OVERVIEW: The MacArthur Foundation is a major player in philanthropy. In a recent restructuring, the foundation spun off its main vehicle for higher education grants, and many other programs are either being wound down or have already ended. However, higher ed institutions may still be eligible for funding to support work related to MacArthur's new and ongoing programs.
IP TAKE: Funding from MacArthur is highly competitive. Also, the foundation does not operate a higher-ed-specific program, so grantseekers will need to do their homework to identify a program area at the foundation that suits their needs.
PROFILE: With assets of over $6 billion, the John D. and Catherine T. MacArthur Foundation is an impossible-to-ignore player in the world of philanthropy. Its mission and activities are broad and far-reaching, and have the objective of “building a more just, verdant, and peaceful world.” Many of MacArthur's higher education grants in these areas have aimed to impact public policy, often by supporting related research.
Owing to a recent restructuring, a number of MacArthur's programs have either been terminated or are in the process of being wound down in the coming years. Its major education program, Digital Media and Learning, has been moved into a separate entity called Collective Shift, for which MacArthur provided seed funding.
A major emphasis for MacArthur is now on two "Big Bets." The first is what the foundation calls Climate Solutions, which works to "prevent climate change by curbing emissions and supporting global leadership on climate solutions." The second is Criminal Justice, which is focused on "working to address over-incarceration by changing the way America thinks about and uses jails."

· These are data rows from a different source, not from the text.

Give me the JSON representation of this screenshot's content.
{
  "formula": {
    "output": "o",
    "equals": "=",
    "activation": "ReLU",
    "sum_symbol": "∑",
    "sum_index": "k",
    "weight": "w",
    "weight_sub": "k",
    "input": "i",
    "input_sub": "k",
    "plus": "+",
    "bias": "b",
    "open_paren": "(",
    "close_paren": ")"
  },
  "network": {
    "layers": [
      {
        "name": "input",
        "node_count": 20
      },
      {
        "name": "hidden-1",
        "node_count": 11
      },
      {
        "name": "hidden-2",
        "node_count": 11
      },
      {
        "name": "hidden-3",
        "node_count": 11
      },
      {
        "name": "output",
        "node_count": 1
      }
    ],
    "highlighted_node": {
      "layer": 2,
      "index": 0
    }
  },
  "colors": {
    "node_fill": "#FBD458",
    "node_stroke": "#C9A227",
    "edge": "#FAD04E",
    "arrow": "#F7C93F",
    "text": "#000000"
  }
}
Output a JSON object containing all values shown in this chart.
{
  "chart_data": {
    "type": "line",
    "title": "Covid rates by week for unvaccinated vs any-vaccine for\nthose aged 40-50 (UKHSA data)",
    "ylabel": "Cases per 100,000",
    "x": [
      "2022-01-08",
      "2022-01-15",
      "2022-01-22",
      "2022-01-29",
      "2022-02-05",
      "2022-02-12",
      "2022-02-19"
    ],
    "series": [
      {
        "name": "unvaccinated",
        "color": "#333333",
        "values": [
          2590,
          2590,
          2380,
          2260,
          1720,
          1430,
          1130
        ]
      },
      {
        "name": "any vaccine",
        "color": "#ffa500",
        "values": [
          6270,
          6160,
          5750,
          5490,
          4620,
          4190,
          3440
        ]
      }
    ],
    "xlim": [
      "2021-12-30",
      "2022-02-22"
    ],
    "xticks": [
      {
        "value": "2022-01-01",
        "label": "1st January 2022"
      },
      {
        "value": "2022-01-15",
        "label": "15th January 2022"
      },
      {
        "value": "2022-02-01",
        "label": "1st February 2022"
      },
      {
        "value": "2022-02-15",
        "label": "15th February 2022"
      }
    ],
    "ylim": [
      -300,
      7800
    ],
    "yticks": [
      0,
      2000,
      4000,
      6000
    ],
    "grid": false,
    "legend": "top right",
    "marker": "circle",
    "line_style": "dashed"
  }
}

In addition to the above, the newest of MacArthur's "big bets" is the recently-announced 100&Change program. According to the foundation, every three years MacArthur will award a whopping $100 million to back "a single proposal designed to help solve a critical problem affecting people, places, or the planet." Eligibility is about as inclusive as one could possibly imagine; the foundation states that applications are open to "organizations working in any field of endeavor anywhere," so long as they "identify both the problem they are trying to solve, as well as their proposed solution" and offer a proposal that is "meaningful, verifiable, durable, and feasible." This one is certainly worth keeping a close eye on.
MacArthur higher education grants are also possible for academic organizations and individuals through the programs it is continuing, which include Journalism, support for the city of Chicago, the MacArthur Fellowship (popularly known as the "Genius Grant"), and the Award for Creative & Effective Institutions. Like the MacArthur Fellowship, the foundation accepts neither applications nor nominations for the Institution awards, which range from $200,000 to $1 million and are given to "enable long-range organizational planning and greater financial stability" for "effective institutions [working] to help address some of the world's most challenging problems."
The bottom line: the MacArthur Foundation doesn't operate a program that is specific to higher education, so grantseekers will have to research other programs at MacArthur to determine which one aligns with their interests.
It is also important to review MacArthur's most recent awards to get a better sense of its current funding priorities. Awards from the MacArthur Foundation can be searched in the foundation’s grants database.
If your proposal is in line with MacArthur’s initiatives, the first step is to review the foundation’s Guidelines & Funding Cycles page to determine if your program area is currently issuing calls for proposals and/or accepting letters of inquiry.